Extracorporeal Membrane Oxygenation (ECMO), Extracorporeal Life Support (ECLS) and Cardiopulmonary Support (CPS) are acronyms that all refer to the establishment of cardiopulmonary bypass using portable mechanical circulatory support systems.
Extracorporeal Cardiopulmonary Resuscitation (ECPR) is the initiation of bypass during resuscitation of the arresting patient.
These systems are highly portable, as large as a small appliance on wheels to as small as a cardiac transport monitor (Maquet Cardiohelp™), and can quickly be brought to the arresting patient in almost any setting, including the operating rooom, ICU, Emergency Department, or even the prehospital arena.
ECPR is performed by the resuscitationist via percutaneous vascular access during traditional CPR. In other words, one doctor is “running the code” and another doctor is accessing the femoral vessels. Rarely, femoral vessel cutdown is necessary. We recently published a study (Bellezzo, et al) showing that Emergency Physicians can successfully perform ECPR, but the procedure can be done by any resuscitationist with training in advanced vascular access.

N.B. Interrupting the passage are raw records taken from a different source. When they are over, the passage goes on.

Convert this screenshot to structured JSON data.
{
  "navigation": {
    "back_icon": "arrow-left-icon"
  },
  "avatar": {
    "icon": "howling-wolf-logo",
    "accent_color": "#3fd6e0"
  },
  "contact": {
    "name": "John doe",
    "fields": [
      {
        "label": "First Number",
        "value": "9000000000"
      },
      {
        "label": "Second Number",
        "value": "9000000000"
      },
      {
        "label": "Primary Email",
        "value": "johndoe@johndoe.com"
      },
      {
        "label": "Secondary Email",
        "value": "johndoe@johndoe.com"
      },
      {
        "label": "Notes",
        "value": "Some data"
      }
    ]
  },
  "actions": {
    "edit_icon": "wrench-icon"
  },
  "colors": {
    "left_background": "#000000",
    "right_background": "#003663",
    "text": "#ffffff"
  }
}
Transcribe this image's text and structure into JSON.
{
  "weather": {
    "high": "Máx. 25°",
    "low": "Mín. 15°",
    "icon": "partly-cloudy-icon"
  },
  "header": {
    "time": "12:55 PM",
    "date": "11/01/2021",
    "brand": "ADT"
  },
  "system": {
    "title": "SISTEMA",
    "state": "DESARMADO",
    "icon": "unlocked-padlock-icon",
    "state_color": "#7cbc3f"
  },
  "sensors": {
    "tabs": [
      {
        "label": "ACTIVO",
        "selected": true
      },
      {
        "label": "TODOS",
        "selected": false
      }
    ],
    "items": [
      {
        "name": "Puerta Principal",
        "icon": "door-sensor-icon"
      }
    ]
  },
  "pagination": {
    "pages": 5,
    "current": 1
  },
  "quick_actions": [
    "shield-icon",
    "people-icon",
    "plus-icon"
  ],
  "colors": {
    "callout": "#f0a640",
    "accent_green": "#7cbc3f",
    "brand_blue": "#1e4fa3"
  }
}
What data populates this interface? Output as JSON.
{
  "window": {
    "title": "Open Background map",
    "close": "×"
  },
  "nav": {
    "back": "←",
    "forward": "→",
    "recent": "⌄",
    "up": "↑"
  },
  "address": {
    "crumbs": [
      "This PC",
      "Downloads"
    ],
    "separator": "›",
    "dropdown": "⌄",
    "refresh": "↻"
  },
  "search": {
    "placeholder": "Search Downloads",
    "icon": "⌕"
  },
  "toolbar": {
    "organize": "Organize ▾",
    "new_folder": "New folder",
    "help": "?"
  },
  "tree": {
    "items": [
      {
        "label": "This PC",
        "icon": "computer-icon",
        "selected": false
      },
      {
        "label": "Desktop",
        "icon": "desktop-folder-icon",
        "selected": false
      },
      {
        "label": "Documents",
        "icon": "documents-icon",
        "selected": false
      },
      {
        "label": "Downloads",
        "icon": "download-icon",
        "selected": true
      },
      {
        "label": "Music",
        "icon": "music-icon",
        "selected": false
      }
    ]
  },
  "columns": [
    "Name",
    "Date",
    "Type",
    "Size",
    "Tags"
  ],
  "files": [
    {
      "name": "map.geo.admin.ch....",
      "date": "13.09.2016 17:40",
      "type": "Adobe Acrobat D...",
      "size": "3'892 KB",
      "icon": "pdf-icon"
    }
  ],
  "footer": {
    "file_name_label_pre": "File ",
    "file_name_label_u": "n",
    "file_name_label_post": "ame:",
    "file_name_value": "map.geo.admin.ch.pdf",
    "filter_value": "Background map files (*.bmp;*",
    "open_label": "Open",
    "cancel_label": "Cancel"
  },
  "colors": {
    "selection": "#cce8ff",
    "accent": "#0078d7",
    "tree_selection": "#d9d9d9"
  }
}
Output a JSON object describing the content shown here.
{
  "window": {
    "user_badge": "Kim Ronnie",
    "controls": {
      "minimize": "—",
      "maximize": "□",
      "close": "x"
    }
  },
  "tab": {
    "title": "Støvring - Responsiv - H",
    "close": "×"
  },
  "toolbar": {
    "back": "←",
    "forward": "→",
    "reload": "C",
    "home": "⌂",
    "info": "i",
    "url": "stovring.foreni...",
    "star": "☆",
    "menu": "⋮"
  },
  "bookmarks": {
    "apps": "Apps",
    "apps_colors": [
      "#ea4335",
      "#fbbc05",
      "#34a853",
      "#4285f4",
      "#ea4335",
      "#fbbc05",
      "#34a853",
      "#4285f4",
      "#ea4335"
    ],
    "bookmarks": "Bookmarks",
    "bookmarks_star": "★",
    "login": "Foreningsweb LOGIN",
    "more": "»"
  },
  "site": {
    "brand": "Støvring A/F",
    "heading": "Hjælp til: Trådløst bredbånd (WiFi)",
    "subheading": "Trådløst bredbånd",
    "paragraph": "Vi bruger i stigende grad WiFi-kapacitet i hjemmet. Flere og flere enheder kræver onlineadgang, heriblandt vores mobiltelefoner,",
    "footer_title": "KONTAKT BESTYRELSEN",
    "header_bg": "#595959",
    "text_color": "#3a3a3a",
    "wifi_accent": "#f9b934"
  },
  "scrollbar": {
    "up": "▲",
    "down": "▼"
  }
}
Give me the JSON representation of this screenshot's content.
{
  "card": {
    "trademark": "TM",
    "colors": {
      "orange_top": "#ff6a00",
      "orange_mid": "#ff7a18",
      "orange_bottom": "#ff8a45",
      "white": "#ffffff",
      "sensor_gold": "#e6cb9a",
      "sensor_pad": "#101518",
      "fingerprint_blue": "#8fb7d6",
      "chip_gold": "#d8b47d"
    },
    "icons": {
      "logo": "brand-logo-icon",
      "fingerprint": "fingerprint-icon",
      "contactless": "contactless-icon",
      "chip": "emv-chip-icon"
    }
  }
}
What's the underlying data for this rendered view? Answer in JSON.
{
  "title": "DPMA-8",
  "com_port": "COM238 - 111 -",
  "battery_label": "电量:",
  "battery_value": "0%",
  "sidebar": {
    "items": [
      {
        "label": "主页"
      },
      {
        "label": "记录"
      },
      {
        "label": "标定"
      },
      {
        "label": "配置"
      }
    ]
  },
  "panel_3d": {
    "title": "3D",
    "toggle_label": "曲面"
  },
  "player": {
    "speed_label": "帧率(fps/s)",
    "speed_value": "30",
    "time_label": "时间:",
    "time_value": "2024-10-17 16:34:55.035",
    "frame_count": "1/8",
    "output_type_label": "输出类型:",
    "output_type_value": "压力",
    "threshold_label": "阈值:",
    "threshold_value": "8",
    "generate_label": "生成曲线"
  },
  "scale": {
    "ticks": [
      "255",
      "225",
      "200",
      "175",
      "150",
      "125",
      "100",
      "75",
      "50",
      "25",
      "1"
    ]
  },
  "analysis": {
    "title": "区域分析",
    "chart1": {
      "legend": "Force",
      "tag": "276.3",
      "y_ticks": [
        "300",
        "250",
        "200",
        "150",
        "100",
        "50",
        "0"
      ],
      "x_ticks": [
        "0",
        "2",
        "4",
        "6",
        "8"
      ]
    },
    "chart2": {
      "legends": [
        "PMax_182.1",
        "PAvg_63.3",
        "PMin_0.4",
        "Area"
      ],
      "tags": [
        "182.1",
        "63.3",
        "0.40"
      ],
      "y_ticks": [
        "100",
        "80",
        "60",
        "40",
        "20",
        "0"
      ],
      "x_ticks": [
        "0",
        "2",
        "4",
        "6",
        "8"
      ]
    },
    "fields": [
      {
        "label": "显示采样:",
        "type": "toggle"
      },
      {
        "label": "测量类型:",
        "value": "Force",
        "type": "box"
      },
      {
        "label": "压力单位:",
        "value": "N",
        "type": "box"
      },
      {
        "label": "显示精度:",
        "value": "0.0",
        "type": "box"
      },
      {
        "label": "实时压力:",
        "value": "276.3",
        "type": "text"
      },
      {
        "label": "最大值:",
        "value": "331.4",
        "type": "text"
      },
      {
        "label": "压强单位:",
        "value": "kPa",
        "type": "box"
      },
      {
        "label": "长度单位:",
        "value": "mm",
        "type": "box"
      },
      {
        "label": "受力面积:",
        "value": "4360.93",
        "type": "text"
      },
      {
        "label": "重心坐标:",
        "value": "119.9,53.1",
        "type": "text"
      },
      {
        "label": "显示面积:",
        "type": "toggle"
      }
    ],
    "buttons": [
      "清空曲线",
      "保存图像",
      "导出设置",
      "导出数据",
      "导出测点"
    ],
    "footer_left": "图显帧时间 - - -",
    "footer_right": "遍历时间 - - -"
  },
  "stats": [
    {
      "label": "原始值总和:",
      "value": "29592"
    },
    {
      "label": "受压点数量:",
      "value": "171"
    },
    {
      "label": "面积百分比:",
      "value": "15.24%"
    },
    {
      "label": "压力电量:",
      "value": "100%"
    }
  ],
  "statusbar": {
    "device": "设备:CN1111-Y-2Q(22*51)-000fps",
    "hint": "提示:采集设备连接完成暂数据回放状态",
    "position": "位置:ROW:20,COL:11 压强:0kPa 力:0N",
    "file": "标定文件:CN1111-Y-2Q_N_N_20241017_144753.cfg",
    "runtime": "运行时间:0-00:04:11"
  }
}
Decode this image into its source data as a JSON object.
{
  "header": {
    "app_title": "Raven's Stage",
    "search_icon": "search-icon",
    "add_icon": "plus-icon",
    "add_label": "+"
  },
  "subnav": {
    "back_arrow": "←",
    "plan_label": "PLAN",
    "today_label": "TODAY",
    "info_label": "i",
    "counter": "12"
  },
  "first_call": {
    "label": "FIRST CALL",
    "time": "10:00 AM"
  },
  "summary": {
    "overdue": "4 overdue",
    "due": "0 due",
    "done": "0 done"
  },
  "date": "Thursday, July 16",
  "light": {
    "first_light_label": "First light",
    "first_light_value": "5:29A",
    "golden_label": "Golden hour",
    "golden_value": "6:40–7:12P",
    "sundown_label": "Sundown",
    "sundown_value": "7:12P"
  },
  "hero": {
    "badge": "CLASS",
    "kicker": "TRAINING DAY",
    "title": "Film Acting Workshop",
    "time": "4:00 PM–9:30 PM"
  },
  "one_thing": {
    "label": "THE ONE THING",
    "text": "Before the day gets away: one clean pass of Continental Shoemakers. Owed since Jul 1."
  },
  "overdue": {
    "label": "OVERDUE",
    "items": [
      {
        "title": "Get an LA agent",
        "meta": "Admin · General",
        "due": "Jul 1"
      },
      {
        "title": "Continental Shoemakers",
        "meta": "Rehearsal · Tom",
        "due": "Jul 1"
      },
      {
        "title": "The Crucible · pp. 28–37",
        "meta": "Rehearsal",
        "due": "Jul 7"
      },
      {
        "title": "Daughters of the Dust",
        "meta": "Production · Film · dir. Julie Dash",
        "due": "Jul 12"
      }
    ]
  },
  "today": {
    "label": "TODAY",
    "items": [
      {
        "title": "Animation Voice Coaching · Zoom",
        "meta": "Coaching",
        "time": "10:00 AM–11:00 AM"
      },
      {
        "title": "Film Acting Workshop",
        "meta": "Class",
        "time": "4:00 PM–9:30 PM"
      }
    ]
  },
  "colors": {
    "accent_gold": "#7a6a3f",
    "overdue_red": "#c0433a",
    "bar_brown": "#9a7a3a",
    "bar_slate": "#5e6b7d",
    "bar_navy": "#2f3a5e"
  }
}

ECMO can provide both cardiac and respiratory support to patients whose heart or lungs are so damaged that they cannot perform their function. This is a temporizing measure to allow the time to address the problem that caused the arrest. There are several indications for ECMO but a classic example is the the patient with massive MI and refractory ventricular fibrillation. In this example ECMO would provide the circulatory support necessary to buy enough time to get the patient to the coronary cath lab.
Configurations
The two most common types of ECMO are veno-arterial ECMO (VA-ECMO) and veno-venous ECMO (VV-ECMO). In both forms, blood is drained from the venous systems using large percutaneous cannulas where oxygen is added and carbon dioxide is removed. In VA-ECMO this blood is returned to the arterial system and in VV-ECMO the blood is returned to the venous system.
VV-ECMO
VV-ECMO is typically used for pure respiratory support. The classic example here is the patient with status asthmaticus who is failing mechanical ventilatory support.
Blood is drained from the body via a cannula in the common femoral vein and returned to the venous system via the femoral vein, or internal jugular vein. Alternatively, a dual lumen cannula is inserted in the internal jugular vein and blood is drained from the inferior and superior vena cavae and returned at the right atrial inlet. While placement of the dual lumen cannula should be done under visualization (ie fluoroscopy), individual cannulas can be placed “blind.”
For more information, take a look at our page that walks you through the initiation of VV-ECMO .
VA-ECMO
VA-ECMO is the configuration that is typically done in the ED setting. ECPR is VA-ECMO. A venous cannula is placed in the common femoral vein (drainage) and an arterial cannula is placed in the femoral artery (infusion). Ideally, the tip of the venous cannula is draining blood from the right atrial inlet, while the tip of the arterial cannula delivers blood to the iliac artery just below the renal arteries. Establishment of the circuit is therefore retrograde.